As of January 2026, CG Power and Industrial Solutions Ltd. has transitioned from a distressed turnaround story into a high-growth industrial giant. Under the Murugappa Group’s leadership, the company has evolved into a unique “Tech-Industrial” hybrid, balancing a dominant position in heavy engineering with an aggressive entry into the semiconductor value chain.
Key Performance Highlights
CG Power’s financial trajectory is defined by high capital efficiency and a robust order book. Recent mid-term results (FY26) showcase the company’s momentum.
- Financial Growth: Consolidated revenue reached ₹2,923 crore, reflecting a 21.1% year-on-year (YoY) increase.
- Profitability: Net profit surged by 29.5% YoY to ₹284.4 crore, driven by a focus on high-margin export orders.
- Order Backlog: The unexecuted order book stands at a record ₹13,568 crore, a 73% YoY jump that provides clear revenue visibility for the next three years.
- Capital Efficiency: Maintaining a virtually debt-free status, the company boasts a Return on Capital Employed (ROCE) of ~37%, significantly outpacing the industry average.
The Competitive Landscape
Core Segment Dynamics
CG Power operates primarily in two segments where it maintains a dominant domestic position.
Power Systems (Transformers & Switchgears)
- Competitive Position: CG is a top-tier player in India’s UHV (Ultra High Voltage) and EHV (Extra High Voltage) markets. It recently secured a landmark ₹900 crore order for US data centers, signaling a shift toward high-margin export markets.
- Direct Rivals: Siemens India, ABB India, GE Vernova T&D, and Hitachi Energy.
- Strategic Advantage: Massive capacity expansion is underway (targeting 40,000 MVA at Malanpur by 2025 and 45,000 MVA at a new greenfield site by FY28) to capture the surge in global and domestic energy transition demand.
Industrial Systems (Motors & Drives)
- Competitive Position: Market leader in industrial motors with a wide distribution network.
- Direct Rivals: Bharat Heavy Electricals (BHEL), Crompton Greaves Consumer, and Larsen & Toubro (L&T).
- Strategic Advantage: High focus on energy-efficient motors (IE3/IE4 standards) and a growing presence in railway propulsion systems (KAVACH implementation and Vande Bharat traction).
The New Frontier: Semiconductors
The most significant shift in CG Power’s competitive profile is its entry into the semiconductor value chain, moving it from a “Heavy Engineering” peer to a “Tech-Industrial” hybrid.
- The OSAT Venture: Through a joint venture with Renesas (Japan) and Stars Microelectronics (Thailand), CG is building an Outsourced Semiconductor Assembly and Test (OSAT) facility in Sanand, Gujarat.
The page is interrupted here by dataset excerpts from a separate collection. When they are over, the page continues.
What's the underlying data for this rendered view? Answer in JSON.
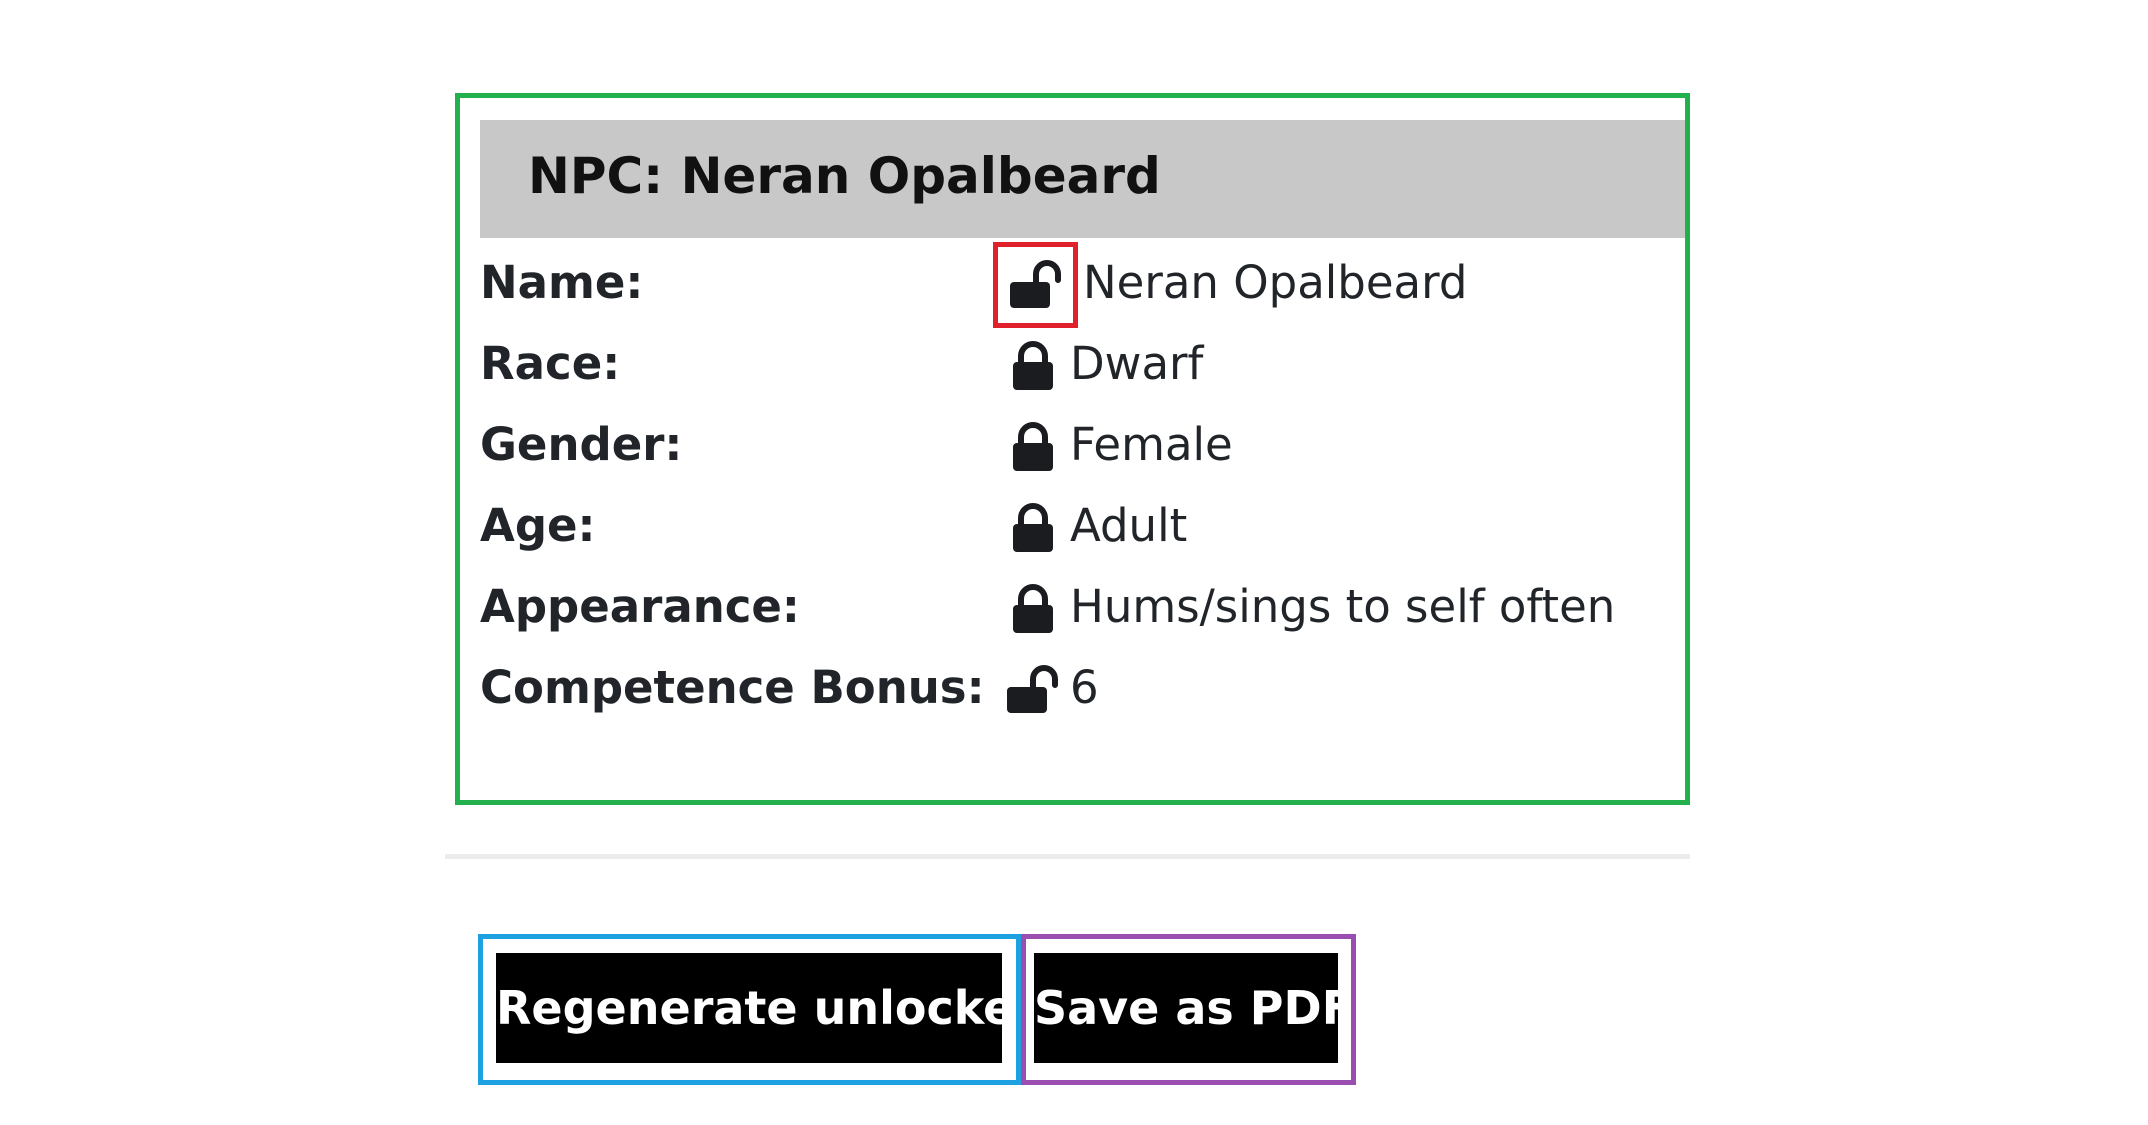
{
  "card": {
    "title": "NPC: Neran Opalbeard"
  },
  "attributes": [
    {
      "label": "Name:",
      "value": "Neran Opalbeard",
      "locked": false,
      "icon": "unlock-icon"
    },
    {
      "label": "Race:",
      "value": "Dwarf",
      "locked": true,
      "icon": "lock-icon"
    },
    {
      "label": "Gender:",
      "value": "Female",
      "locked": true,
      "icon": "lock-icon"
    },
    {
      "label": "Age:",
      "value": "Adult",
      "locked": true,
      "icon": "lock-icon"
    },
    {
      "label": "Appearance:",
      "value": "Hums/sings to self often",
      "locked": true,
      "icon": "lock-icon"
    },
    {
      "label": "Competence Bonus:",
      "value": "6",
      "locked": false,
      "icon": "unlock-icon"
    }
  ],
  "buttons": {
    "regenerate": "Regenerate unlocked",
    "save_pdf": "Save as PDF"
  },
  "colors": {
    "header_bg": "#c8c8c8",
    "button_bg": "#000000",
    "button_text": "#ffffff",
    "highlight_card": "#22b14c",
    "highlight_lock": "#e0202a",
    "highlight_regenerate": "#1ea1e0",
    "highlight_pdf": "#9a4fb0"
  }
}
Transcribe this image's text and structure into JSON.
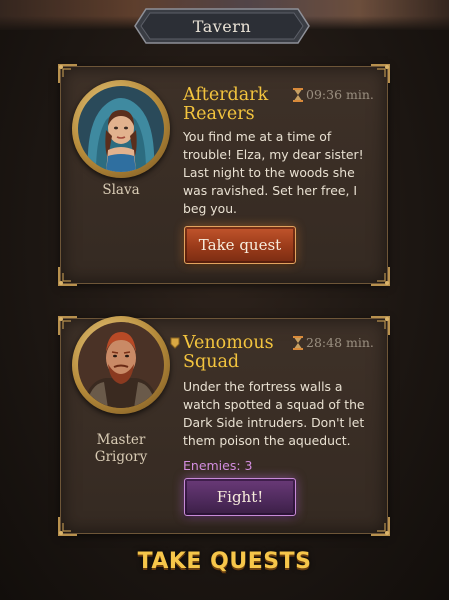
{
  "header": {
    "title": "Tavern"
  },
  "quests": [
    {
      "npc_name": "Slava",
      "title": "Afterdark Reavers",
      "timer": "09:36 min.",
      "description": "You find me at a time of trouble! Elza, my dear sister! Last night to the woods she was ravished. Set her free, I beg you.",
      "action_label": "Take quest"
    },
    {
      "npc_name": "Master Grigory",
      "title": "Venomous Squad",
      "timer": "28:48 min.",
      "description": "Under the fortress walls a watch spotted a squad of the Dark Side intruders. Don't let them poison the aqueduct.",
      "enemies_label": "Enemies: 3",
      "action_label": "Fight!"
    }
  ],
  "footer": {
    "caption": "TAKE QUESTS"
  },
  "colors": {
    "quest_title": "#f3c43e",
    "take_quest_button": "#9a3b1a",
    "fight_button": "#4e2a5c",
    "enemies_text": "#d48ee0",
    "caption": "#f6c64a"
  }
}
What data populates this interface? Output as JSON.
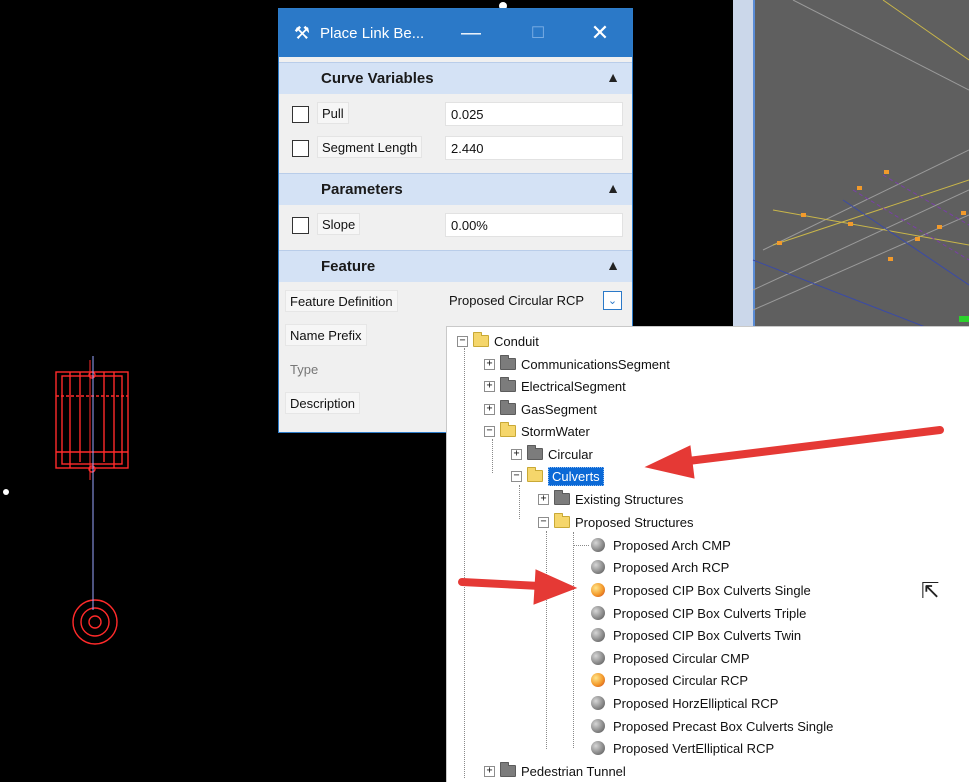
{
  "dialog": {
    "title": "Place Link Be...",
    "sections": {
      "curve_variables": {
        "title": "Curve Variables",
        "rows": [
          {
            "label": "Pull",
            "value": "0.025"
          },
          {
            "label": "Segment Length",
            "value": "2.440"
          }
        ]
      },
      "parameters": {
        "title": "Parameters",
        "rows": [
          {
            "label": "Slope",
            "value": "0.00%"
          }
        ]
      },
      "feature": {
        "title": "Feature",
        "feature_definition_label": "Feature Definition",
        "feature_definition_value": "Proposed Circular RCP",
        "name_prefix_label": "Name Prefix",
        "type_label": "Type",
        "description_label": "Description"
      }
    },
    "icons": {
      "app": "tool-icon",
      "minimize": "minimize-icon",
      "maximize": "maximize-icon",
      "close": "close-icon",
      "collapse": "chevron-up-icon",
      "dropdown": "chevron-down-icon"
    }
  },
  "tree": {
    "root": "Conduit",
    "items": [
      {
        "label": "CommunicationsSegment"
      },
      {
        "label": "ElectricalSegment"
      },
      {
        "label": "GasSegment"
      },
      {
        "label": "StormWater"
      },
      {
        "label": "Circular"
      },
      {
        "label": "Culverts"
      },
      {
        "label": "Existing Structures"
      },
      {
        "label": "Proposed Structures"
      },
      {
        "label": "Proposed Arch CMP"
      },
      {
        "label": "Proposed Arch RCP"
      },
      {
        "label": "Proposed CIP Box Culverts Single"
      },
      {
        "label": "Proposed CIP Box Culverts Triple"
      },
      {
        "label": "Proposed CIP Box Culverts Twin"
      },
      {
        "label": "Proposed Circular CMP"
      },
      {
        "label": "Proposed Circular RCP"
      },
      {
        "label": "Proposed HorzElliptical RCP"
      },
      {
        "label": "Proposed Precast Box Culverts Single"
      },
      {
        "label": "Proposed VertElliptical RCP"
      },
      {
        "label": "Pedestrian Tunnel"
      }
    ]
  },
  "colors": {
    "titlebar": "#2b79c8",
    "section_header": "#d4e2f5",
    "selection": "#0b69d6",
    "annotation_arrow": "#e53935",
    "cad_background": "#000000",
    "cad_lines": "#ff2a2a"
  }
}
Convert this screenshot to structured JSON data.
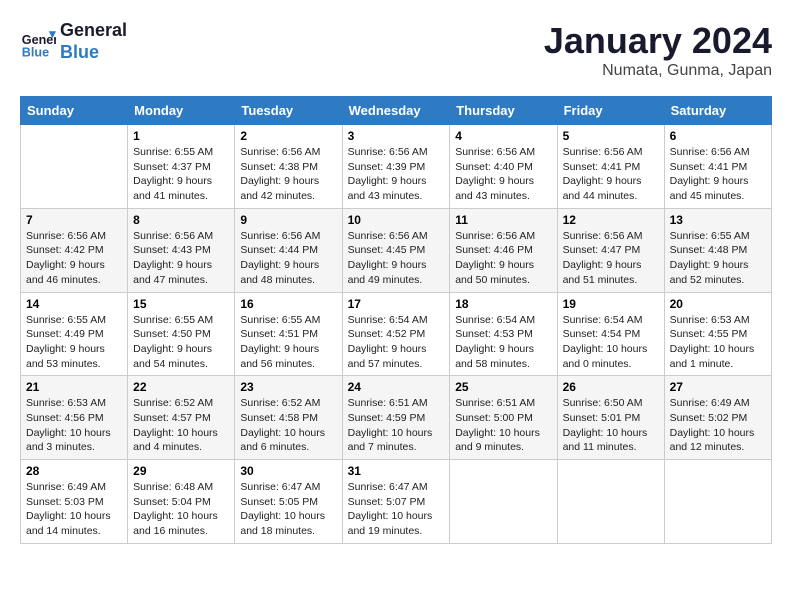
{
  "header": {
    "logo_line1": "General",
    "logo_line2": "Blue",
    "title": "January 2024",
    "subtitle": "Numata, Gunma, Japan"
  },
  "calendar": {
    "days_of_week": [
      "Sunday",
      "Monday",
      "Tuesday",
      "Wednesday",
      "Thursday",
      "Friday",
      "Saturday"
    ],
    "weeks": [
      [
        {
          "day": "",
          "content": ""
        },
        {
          "day": "1",
          "content": "Sunrise: 6:55 AM\nSunset: 4:37 PM\nDaylight: 9 hours\nand 41 minutes."
        },
        {
          "day": "2",
          "content": "Sunrise: 6:56 AM\nSunset: 4:38 PM\nDaylight: 9 hours\nand 42 minutes."
        },
        {
          "day": "3",
          "content": "Sunrise: 6:56 AM\nSunset: 4:39 PM\nDaylight: 9 hours\nand 43 minutes."
        },
        {
          "day": "4",
          "content": "Sunrise: 6:56 AM\nSunset: 4:40 PM\nDaylight: 9 hours\nand 43 minutes."
        },
        {
          "day": "5",
          "content": "Sunrise: 6:56 AM\nSunset: 4:41 PM\nDaylight: 9 hours\nand 44 minutes."
        },
        {
          "day": "6",
          "content": "Sunrise: 6:56 AM\nSunset: 4:41 PM\nDaylight: 9 hours\nand 45 minutes."
        }
      ],
      [
        {
          "day": "7",
          "content": "Sunrise: 6:56 AM\nSunset: 4:42 PM\nDaylight: 9 hours\nand 46 minutes."
        },
        {
          "day": "8",
          "content": "Sunrise: 6:56 AM\nSunset: 4:43 PM\nDaylight: 9 hours\nand 47 minutes."
        },
        {
          "day": "9",
          "content": "Sunrise: 6:56 AM\nSunset: 4:44 PM\nDaylight: 9 hours\nand 48 minutes."
        },
        {
          "day": "10",
          "content": "Sunrise: 6:56 AM\nSunset: 4:45 PM\nDaylight: 9 hours\nand 49 minutes."
        },
        {
          "day": "11",
          "content": "Sunrise: 6:56 AM\nSunset: 4:46 PM\nDaylight: 9 hours\nand 50 minutes."
        },
        {
          "day": "12",
          "content": "Sunrise: 6:56 AM\nSunset: 4:47 PM\nDaylight: 9 hours\nand 51 minutes."
        },
        {
          "day": "13",
          "content": "Sunrise: 6:55 AM\nSunset: 4:48 PM\nDaylight: 9 hours\nand 52 minutes."
        }
      ],
      [
        {
          "day": "14",
          "content": "Sunrise: 6:55 AM\nSunset: 4:49 PM\nDaylight: 9 hours\nand 53 minutes."
        },
        {
          "day": "15",
          "content": "Sunrise: 6:55 AM\nSunset: 4:50 PM\nDaylight: 9 hours\nand 54 minutes."
        },
        {
          "day": "16",
          "content": "Sunrise: 6:55 AM\nSunset: 4:51 PM\nDaylight: 9 hours\nand 56 minutes."
        },
        {
          "day": "17",
          "content": "Sunrise: 6:54 AM\nSunset: 4:52 PM\nDaylight: 9 hours\nand 57 minutes."
        },
        {
          "day": "18",
          "content": "Sunrise: 6:54 AM\nSunset: 4:53 PM\nDaylight: 9 hours\nand 58 minutes."
        },
        {
          "day": "19",
          "content": "Sunrise: 6:54 AM\nSunset: 4:54 PM\nDaylight: 10 hours\nand 0 minutes."
        },
        {
          "day": "20",
          "content": "Sunrise: 6:53 AM\nSunset: 4:55 PM\nDaylight: 10 hours\nand 1 minute."
        }
      ],
      [
        {
          "day": "21",
          "content": "Sunrise: 6:53 AM\nSunset: 4:56 PM\nDaylight: 10 hours\nand 3 minutes."
        },
        {
          "day": "22",
          "content": "Sunrise: 6:52 AM\nSunset: 4:57 PM\nDaylight: 10 hours\nand 4 minutes."
        },
        {
          "day": "23",
          "content": "Sunrise: 6:52 AM\nSunset: 4:58 PM\nDaylight: 10 hours\nand 6 minutes."
        },
        {
          "day": "24",
          "content": "Sunrise: 6:51 AM\nSunset: 4:59 PM\nDaylight: 10 hours\nand 7 minutes."
        },
        {
          "day": "25",
          "content": "Sunrise: 6:51 AM\nSunset: 5:00 PM\nDaylight: 10 hours\nand 9 minutes."
        },
        {
          "day": "26",
          "content": "Sunrise: 6:50 AM\nSunset: 5:01 PM\nDaylight: 10 hours\nand 11 minutes."
        },
        {
          "day": "27",
          "content": "Sunrise: 6:49 AM\nSunset: 5:02 PM\nDaylight: 10 hours\nand 12 minutes."
        }
      ],
      [
        {
          "day": "28",
          "content": "Sunrise: 6:49 AM\nSunset: 5:03 PM\nDaylight: 10 hours\nand 14 minutes."
        },
        {
          "day": "29",
          "content": "Sunrise: 6:48 AM\nSunset: 5:04 PM\nDaylight: 10 hours\nand 16 minutes."
        },
        {
          "day": "30",
          "content": "Sunrise: 6:47 AM\nSunset: 5:05 PM\nDaylight: 10 hours\nand 18 minutes."
        },
        {
          "day": "31",
          "content": "Sunrise: 6:47 AM\nSunset: 5:07 PM\nDaylight: 10 hours\nand 19 minutes."
        },
        {
          "day": "",
          "content": ""
        },
        {
          "day": "",
          "content": ""
        },
        {
          "day": "",
          "content": ""
        }
      ]
    ]
  }
}
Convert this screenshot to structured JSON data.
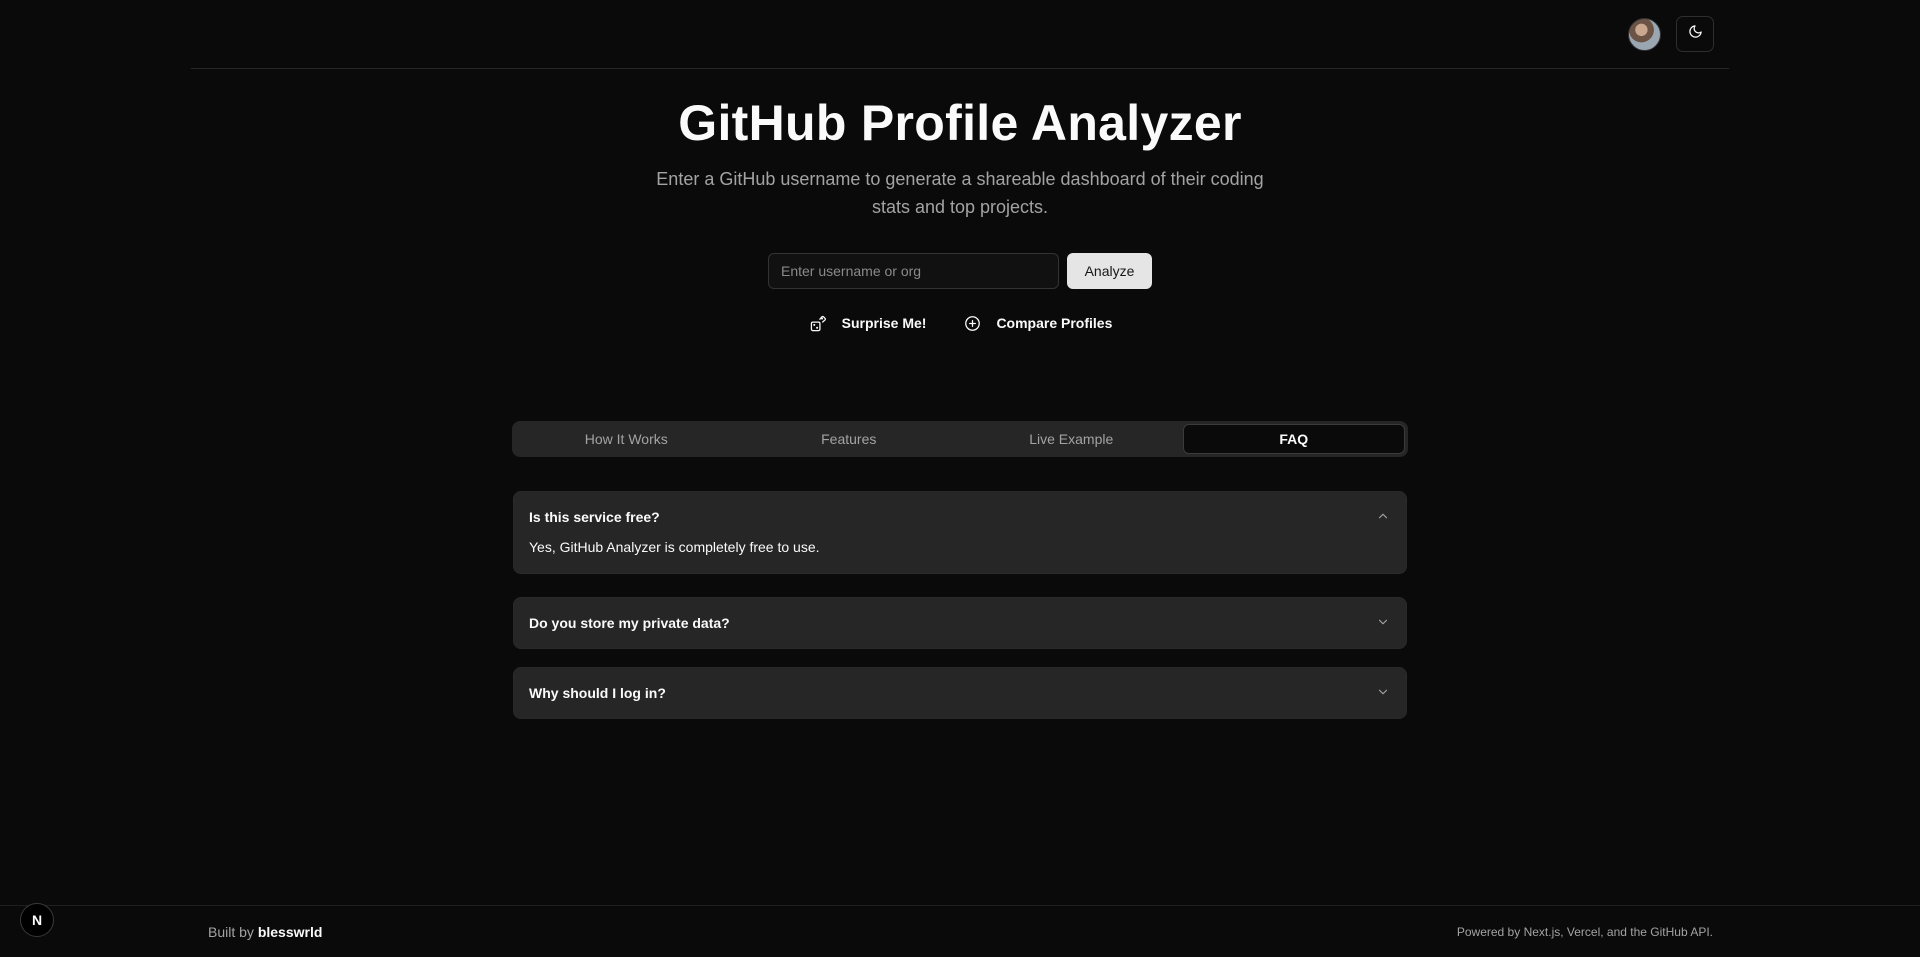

The facility aims for a staggering 15 million chips per day by late 2026/2027.
Current Market Standing
CG Power currently ranks as the second-largest heavy electrical equipment manufacturer in India by market capitalization. Its market position is fortified by two strategic pillars.
- Energy Transition Beneficiary: The company is a central player in India’s grid modernization and the “Vande Bharat” rail expansion. Its recent ₹900 crore export order for US data centers signals its transition from a domestic player to a global supplier.
Summary
CG Power is no longer just selling transformers and motors; it is selling the infrastructure of the future. With a best-in-class ROCE and a strategic pivot into silicon, it stands as a formidable competitor that blends the stability of heavy engineering with the high-growth potential of the tech sector.